From a young age, a passion for the outdoors was instilled in me by my father. Actually, I would guess that most of us gals in the outdoors were pretty close to Dad. We were probably the oldest, or the ones that would wake early to fish or would walk the pheasant field from a young age. My father passed in 2008 from CTE after a 16-year football career that covered all of the 70’s and four superbowls with the Minnesota Vikings. There isn't' a day on the water or in the field that I don’t wish he was here to teach me a bit more. I would listen harder, improve my skills, and take in the lessons of life.
There are two saying that I still use often from my father:
1. “Get your head in the game.” Which is probably because there was a little Bud Grant in my father’s motivational style and drive.
2. “Be the cream that rises to the top.” Anyone that had the chance to meet him, would tell you he was exactly that.
Here’s to the fathers, present or not, what they have passed on to us, and what we hope to continue to pass on to our children. Love and miss you, dad.
“Fun is my dad’s favorite. Every time he hooked a fish, he was handing me the rod to reel it in. During my first hunting seasons, he made sure I was the one who would have the shot opportunity. Never once was he thinking about himself, it was always about making sure I had a good time.
In my early teen years, we were bowhunting together and happened to be in a setup in the same tree. A buck stepped out that would have been his largest deer by a good margin, but instead of reaching for his own bow, he immediately turned to me and told me to get ready.

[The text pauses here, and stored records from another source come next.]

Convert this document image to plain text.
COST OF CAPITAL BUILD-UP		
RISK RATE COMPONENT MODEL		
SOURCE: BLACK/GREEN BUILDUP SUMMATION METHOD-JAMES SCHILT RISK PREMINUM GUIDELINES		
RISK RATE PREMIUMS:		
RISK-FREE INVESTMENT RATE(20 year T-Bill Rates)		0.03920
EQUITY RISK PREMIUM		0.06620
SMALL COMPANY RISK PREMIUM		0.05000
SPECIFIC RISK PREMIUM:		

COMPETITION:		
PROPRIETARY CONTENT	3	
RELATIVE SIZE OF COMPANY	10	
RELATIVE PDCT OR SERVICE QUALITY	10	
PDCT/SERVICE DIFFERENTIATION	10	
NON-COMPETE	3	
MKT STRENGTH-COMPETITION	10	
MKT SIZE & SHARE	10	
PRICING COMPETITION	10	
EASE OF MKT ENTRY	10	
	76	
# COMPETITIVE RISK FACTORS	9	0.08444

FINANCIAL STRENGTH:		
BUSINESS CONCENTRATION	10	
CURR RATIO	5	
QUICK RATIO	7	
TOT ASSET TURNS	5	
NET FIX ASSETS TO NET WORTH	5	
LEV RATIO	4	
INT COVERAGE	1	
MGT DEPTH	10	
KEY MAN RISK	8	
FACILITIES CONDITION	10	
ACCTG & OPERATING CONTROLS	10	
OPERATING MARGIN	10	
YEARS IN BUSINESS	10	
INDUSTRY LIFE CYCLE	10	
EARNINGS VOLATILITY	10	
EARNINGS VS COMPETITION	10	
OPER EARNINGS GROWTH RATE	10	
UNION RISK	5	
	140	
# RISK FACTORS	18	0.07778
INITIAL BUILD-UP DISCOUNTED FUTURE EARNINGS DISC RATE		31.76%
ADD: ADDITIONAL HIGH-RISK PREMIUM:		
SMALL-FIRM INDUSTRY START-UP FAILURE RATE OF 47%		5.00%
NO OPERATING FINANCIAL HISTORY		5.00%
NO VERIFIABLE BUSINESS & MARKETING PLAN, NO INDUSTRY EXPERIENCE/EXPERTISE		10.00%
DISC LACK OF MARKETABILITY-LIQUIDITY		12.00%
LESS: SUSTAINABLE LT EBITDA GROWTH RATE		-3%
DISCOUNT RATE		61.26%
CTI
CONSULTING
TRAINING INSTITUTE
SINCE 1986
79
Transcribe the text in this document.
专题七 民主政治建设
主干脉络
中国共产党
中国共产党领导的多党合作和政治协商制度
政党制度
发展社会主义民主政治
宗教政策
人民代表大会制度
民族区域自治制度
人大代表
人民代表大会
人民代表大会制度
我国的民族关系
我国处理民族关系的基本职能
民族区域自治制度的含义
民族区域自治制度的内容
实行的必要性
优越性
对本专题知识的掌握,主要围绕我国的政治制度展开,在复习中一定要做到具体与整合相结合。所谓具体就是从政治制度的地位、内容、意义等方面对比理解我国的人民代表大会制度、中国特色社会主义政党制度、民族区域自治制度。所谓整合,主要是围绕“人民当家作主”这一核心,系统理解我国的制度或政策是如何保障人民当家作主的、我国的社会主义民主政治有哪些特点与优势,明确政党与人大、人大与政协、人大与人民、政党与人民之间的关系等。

Watching that example has taught me a valuable lesson about what time in the outdoors is really about. I know a lot of people who only judge success by a kill or by a stringer full of fish. But I’ve learned to value having a good time with hunting buddies and soaking up the outdoors over just a notched tag. If we focus on only the end result, we’ve missed what the hunting experience is truly about.”
My dad was one of those guys who was out getting after it year-round. We did a lot of outdoor sports but skiing and hunting were the two things we loved most and spent the most time at. If there was a new hunt or a new area, he didn’t make excuses, he figured things out and he was damn good at it. He hunted bighorn sheep from a raft in one of the most remote areas in the lower 48, the Middle Fork of the Salmon River. He did that well before the internet existed and information was sparse.
Think about that for a minute; planning and executing an intense wilderness hunt....no internet, no GPS, no inReach, etc. Just badass grit and woodsmanship. His greatest example to me is to get out and go. The weather might suck, the rut isn’t kicked in yet, blah, blah, blah. Don’t make excuses! Once you’re out there you’ll never regret it, especially if you’re out with your kids.
Brady and his dad in their element.
When I was a kid, my mom was a wedding photographer and she was busy on shoots most weekends. This meant my dad had the sole responsibility of entertaining us kids. He had a new archery addiction and he shared this with us. When the weekend hit, he geared us up, hitched the pop-up camper, and we hit as many archery shoots as we could handle. I didn't know it at the time, but through my dad patiently sharing his passion with me, he was helping me form my career. I am now partnered with him in our own archery shop on the Central Coast of California and can honestly say I love my job.
On the right: Joel, his brother and his dad, Scott, sporting bowl cuts, and wheel cams.